For the second year in a row, a majority of business journalists in the United States received a pay raise in the past year, according to an informal study of more than 200 business reporters and editors conducted in the last month by Talking Biz News and the Society of American Business Editors and Writers.
Of those who received raises, three-fourths said the increased pay occurred at their current job.
While 67.5 percent of respondents received a raise, about one-third of respondents reported their salary remained unchanged in the past year.
The survey discovered that the median survey of business journalists was between $80,000 to $85,000. This is more than last year’s survey results, which found the median salary to be $70,000 to $75,000. Previous salary surveys conducted by the Society of American Business Editors and Writers found, which all reported the median salary range of business journalists to be $65,000 to $70,000.
“This is great news for business journalism and for business journalists,” said Chris Roush, the Walter E. Hussman Distinguished Professor in Business Journalism at UNC-Chapel Hill, who oversaw the survey. “It means that their work is valued and respected.
Two-fifths of those who received a raise said that their increase was less than $5,000, whereas one in nine said that their salary had increased between $5,000 and $10,000. Seven percent said their salary rose by more than $15,000.
The pay raises occurred for various reasons. Seventy-six percent of respondents said their raise came from their current employer. Some business journalists said they received their raise as a result of a promotion or a small cost-of-living adjustment.
The respondents work in all types of business journalism, but the majority of participants said they had jobs with either a daily newspaper or website.
Forty-nine percent of the respondents said they work in business journalism jobs located in the Northeast, and the median salary for business journalists in that region was between $100,000 and $110,000. The survey found the 16 percent of respondents who work in the Midwest reported a median salary of between $75,000 and $80,000, or just lower than the national median.
The median salary for business reporters— which counted for 61 percent of all respondents—also varied across the country. In the Pacific region, they received a salary between $70,000 and $75,000, while in the South the median salary for a business reporter was $55,000 to $60,000. In the Southwest, the median salary for reporters was between $60,000 and $65,000.

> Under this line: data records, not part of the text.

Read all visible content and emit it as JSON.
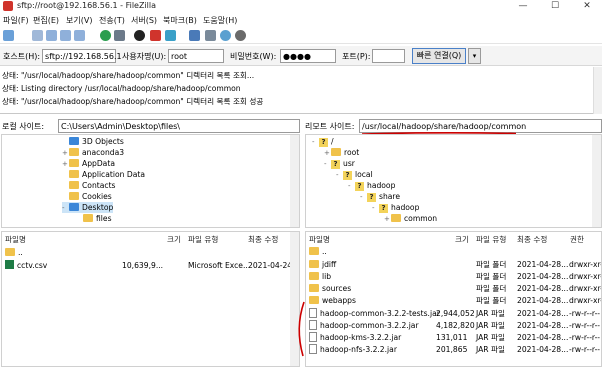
{
  "window": {
    "title": "sftp://root@192.168.56.1 - FileZilla",
    "controls": [
      "—",
      "☐",
      "✕"
    ]
  },
  "menu": [
    "파일(F)",
    "편집(E)",
    "보기(V)",
    "전송(T)",
    "서버(S)",
    "북마크(B)",
    "도움말(H)"
  ],
  "quickconnect": {
    "host_label": "호스트(H):",
    "host_value": "sftp://192.168.56.1",
    "user_label": "사용자명(U):",
    "user_value": "root",
    "pass_label": "비밀번호(W):",
    "pass_value": "●●●●",
    "port_label": "포트(P):",
    "port_value": "",
    "connect_label": "빠른 연결(Q)",
    "dropdown": "▾"
  },
  "log": [
    "상태:  \"/usr/local/hadoop/share/hadoop/common\" 디렉터리 목록 조회...",
    "상태:  Listing directory /usr/local/hadoop/share/hadoop/common",
    "상태:  \"/usr/local/hadoop/share/hadoop/common\" 디렉터리 목록 조회 성공"
  ],
  "local": {
    "site_label": "로컬 사이트:",
    "site_path": "C:\\Users\\Admin\\Desktop\\files\\",
    "tree": [
      {
        "label": "3D Objects",
        "icon": "blue",
        "exp": ""
      },
      {
        "label": "anaconda3",
        "icon": "folder",
        "exp": "+"
      },
      {
        "label": "AppData",
        "icon": "folder",
        "exp": "+"
      },
      {
        "label": "Application Data",
        "icon": "folder",
        "exp": ""
      },
      {
        "label": "Contacts",
        "icon": "folder",
        "exp": ""
      },
      {
        "label": "Cookies",
        "icon": "folder",
        "exp": ""
      },
      {
        "label": "Desktop",
        "icon": "blue",
        "exp": "-"
      },
      {
        "label": "files",
        "icon": "folder",
        "exp": ""
      }
    ],
    "columns": [
      "파일명",
      "크기",
      "파일 유형",
      "최종 수정"
    ],
    "files": [
      {
        "name": "..",
        "size": "",
        "type": "",
        "modified": ""
      },
      {
        "name": "cctv.csv",
        "size": "10,639,9...",
        "type": "Microsoft Exce...",
        "modified": "2021-04-24 오..."
      }
    ]
  },
  "remote": {
    "site_label": "리모트 사이트:",
    "site_path": "/usr/local/hadoop/share/hadoop/common",
    "tree": [
      {
        "label": "/",
        "icon": "q",
        "exp": "-"
      },
      {
        "label": "root",
        "icon": "folder",
        "exp": "+"
      },
      {
        "label": "usr",
        "icon": "q",
        "exp": "-"
      },
      {
        "label": "local",
        "icon": "q",
        "exp": "-"
      },
      {
        "label": "hadoop",
        "icon": "q",
        "exp": "-"
      },
      {
        "label": "share",
        "icon": "q",
        "exp": "-"
      },
      {
        "label": "hadoop",
        "icon": "q",
        "exp": "-"
      },
      {
        "label": "common",
        "icon": "folder",
        "exp": "+"
      }
    ],
    "columns": [
      "파일명",
      "크기",
      "파일 유형",
      "최종 수정",
      "권한"
    ],
    "files": [
      {
        "name": "..",
        "size": "",
        "type": "",
        "modified": "",
        "perm": "",
        "kind": "folder"
      },
      {
        "name": "jdiff",
        "size": "",
        "type": "파일 폴더",
        "modified": "2021-04-28...",
        "perm": "drwxr-xr-",
        "kind": "folder"
      },
      {
        "name": "lib",
        "size": "",
        "type": "파일 폴더",
        "modified": "2021-04-28...",
        "perm": "drwxr-xr-",
        "kind": "folder"
      },
      {
        "name": "sources",
        "size": "",
        "type": "파일 폴더",
        "modified": "2021-04-28...",
        "perm": "drwxr-xr-",
        "kind": "folder"
      },
      {
        "name": "webapps",
        "size": "",
        "type": "파일 폴더",
        "modified": "2021-04-28...",
        "perm": "drwxr-xr-",
        "kind": "folder"
      },
      {
        "name": "hadoop-common-3.2.2-tests.jar",
        "size": "2,944,052",
        "type": "JAR 파일",
        "modified": "2021-04-28...",
        "perm": "-rw-r--r--",
        "kind": "file"
      },
      {
        "name": "hadoop-common-3.2.2.jar",
        "size": "4,182,820",
        "type": "JAR 파일",
        "modified": "2021-04-28...",
        "perm": "-rw-r--r--",
        "kind": "file"
      },
      {
        "name": "hadoop-kms-3.2.2.jar",
        "size": "131,011",
        "type": "JAR 파일",
        "modified": "2021-04-28...",
        "perm": "-rw-r--r--",
        "kind": "file"
      },
      {
        "name": "hadoop-nfs-3.2.2.jar",
        "size": "201,865",
        "type": "JAR 파일",
        "modified": "2021-04-28...",
        "perm": "-rw-r--r--",
        "kind": "file"
      }
    ]
  },
  "colors": {
    "folder": "#f0c24b",
    "annotation": "#cc0000",
    "accent": "#4a80c8"
  }
}
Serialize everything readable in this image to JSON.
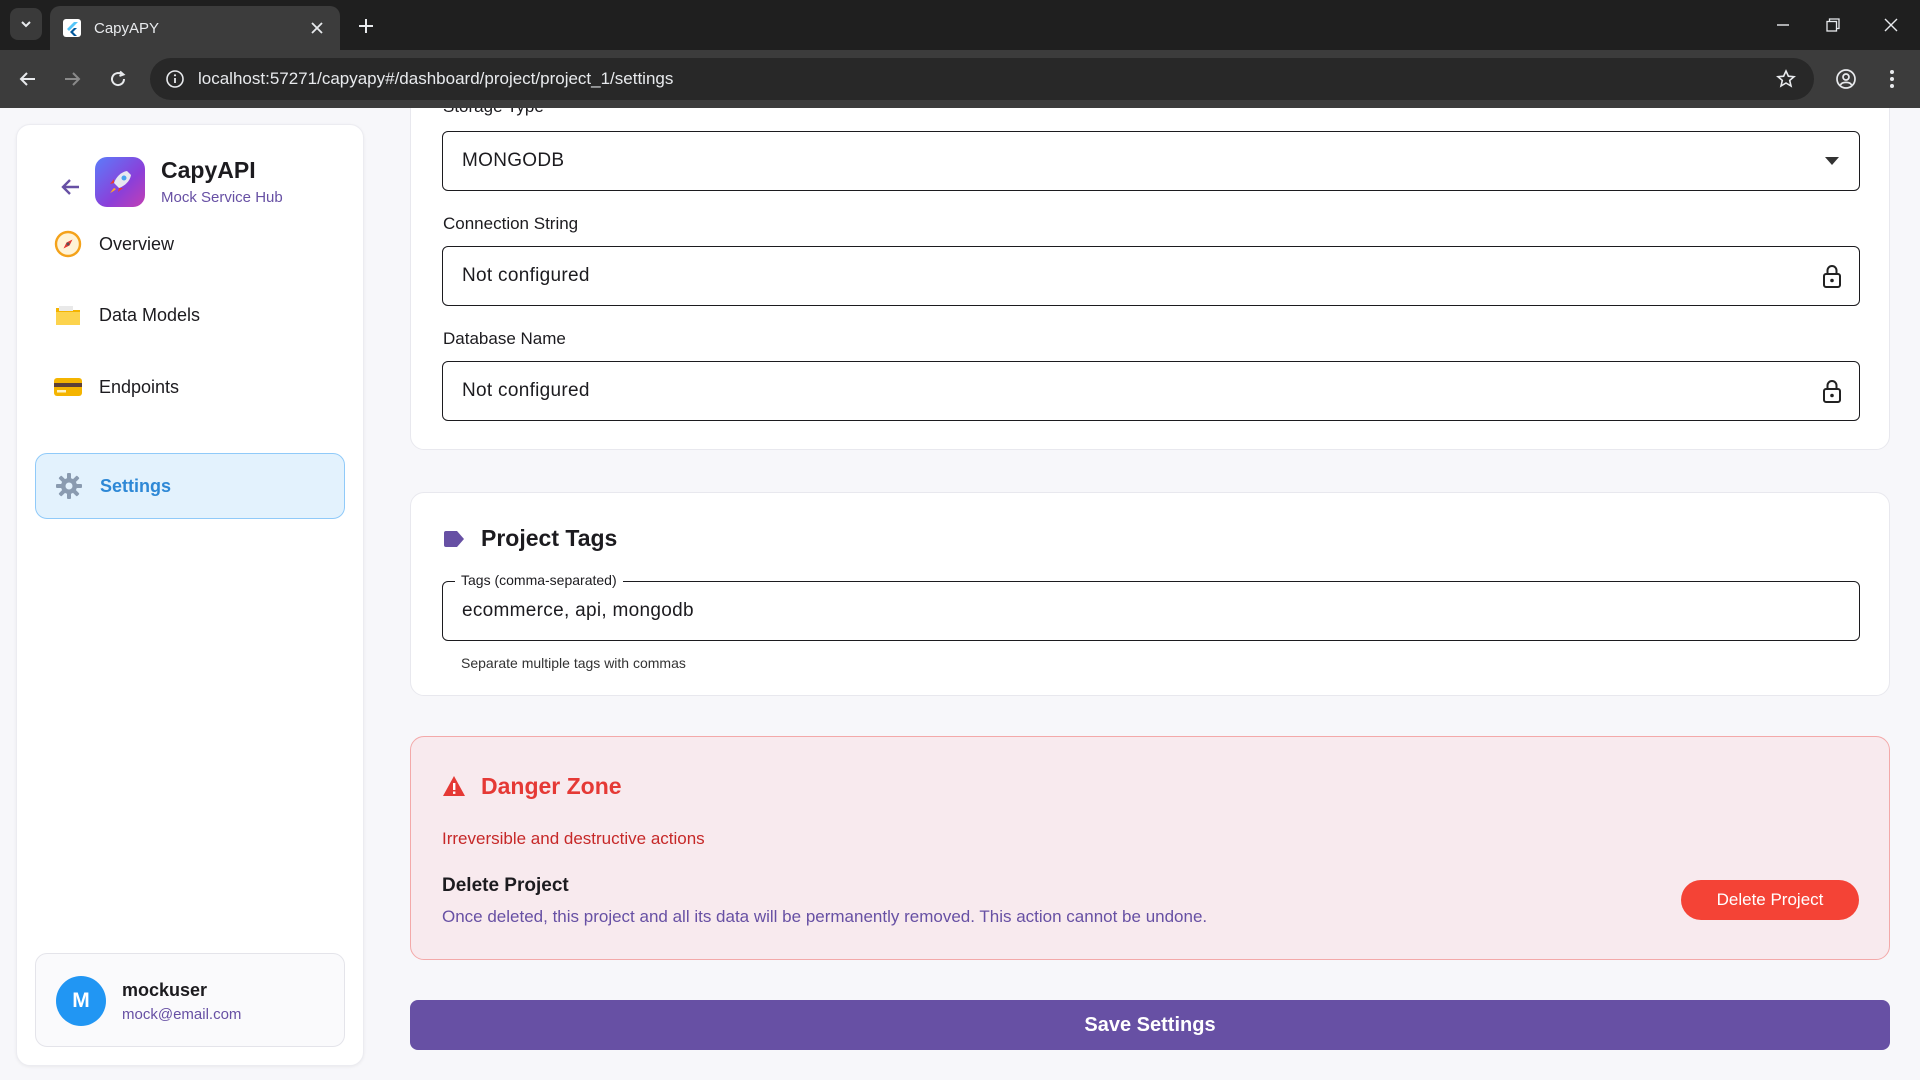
{
  "browser": {
    "tab_title": "CapyAPY",
    "url": "localhost:57271/capyapy#/dashboard/project/project_1/settings"
  },
  "sidebar": {
    "app_name": "CapyAPI",
    "app_subtitle": "Mock Service Hub",
    "items": [
      {
        "label": "Overview",
        "icon": "compass-icon",
        "active": false
      },
      {
        "label": "Data Models",
        "icon": "folder-icon",
        "active": false
      },
      {
        "label": "Endpoints",
        "icon": "credit-card-icon",
        "active": false
      },
      {
        "label": "Settings",
        "icon": "gear-icon",
        "active": true
      }
    ],
    "user": {
      "initial": "M",
      "name": "mockuser",
      "email": "mock@email.com"
    }
  },
  "storage": {
    "type_label": "Storage Type",
    "type_value": "MONGODB",
    "connection_label": "Connection String",
    "connection_value": "Not configured",
    "dbname_label": "Database Name",
    "dbname_value": "Not configured"
  },
  "tags": {
    "title": "Project Tags",
    "field_label": "Tags (comma-separated)",
    "value": "ecommerce, api, mongodb",
    "helper": "Separate multiple tags with commas"
  },
  "danger": {
    "title": "Danger Zone",
    "description": "Irreversible and destructive actions",
    "delete_heading": "Delete Project",
    "delete_description": "Once deleted, this project and all its data will be permanently removed. This action cannot be undone.",
    "delete_button": "Delete Project"
  },
  "save_button": "Save Settings",
  "colors": {
    "primary": "#6750a4",
    "danger": "#f44336",
    "active_nav": "#2e88d6"
  }
}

Business news editors make a median salary between $100,000 and $110,000, according the survey results, while website editors involved in business journalism reported a median salary of more than $120,000. Editor in chiefs of print publications who responded to the survey make a median salary of more than $120,000.
Business journalists were asked to respond to a confidential, online survey that asked for their job title, their compensation, the type of media outlet where they worked, their geographic region and length of time in their current job and in business journalism, and their change in compensation during the past 12 months.
Journalists were not asked for their specific place of employment but were required to provide their name to verify that they were a business reporter. Those names were kept confidential.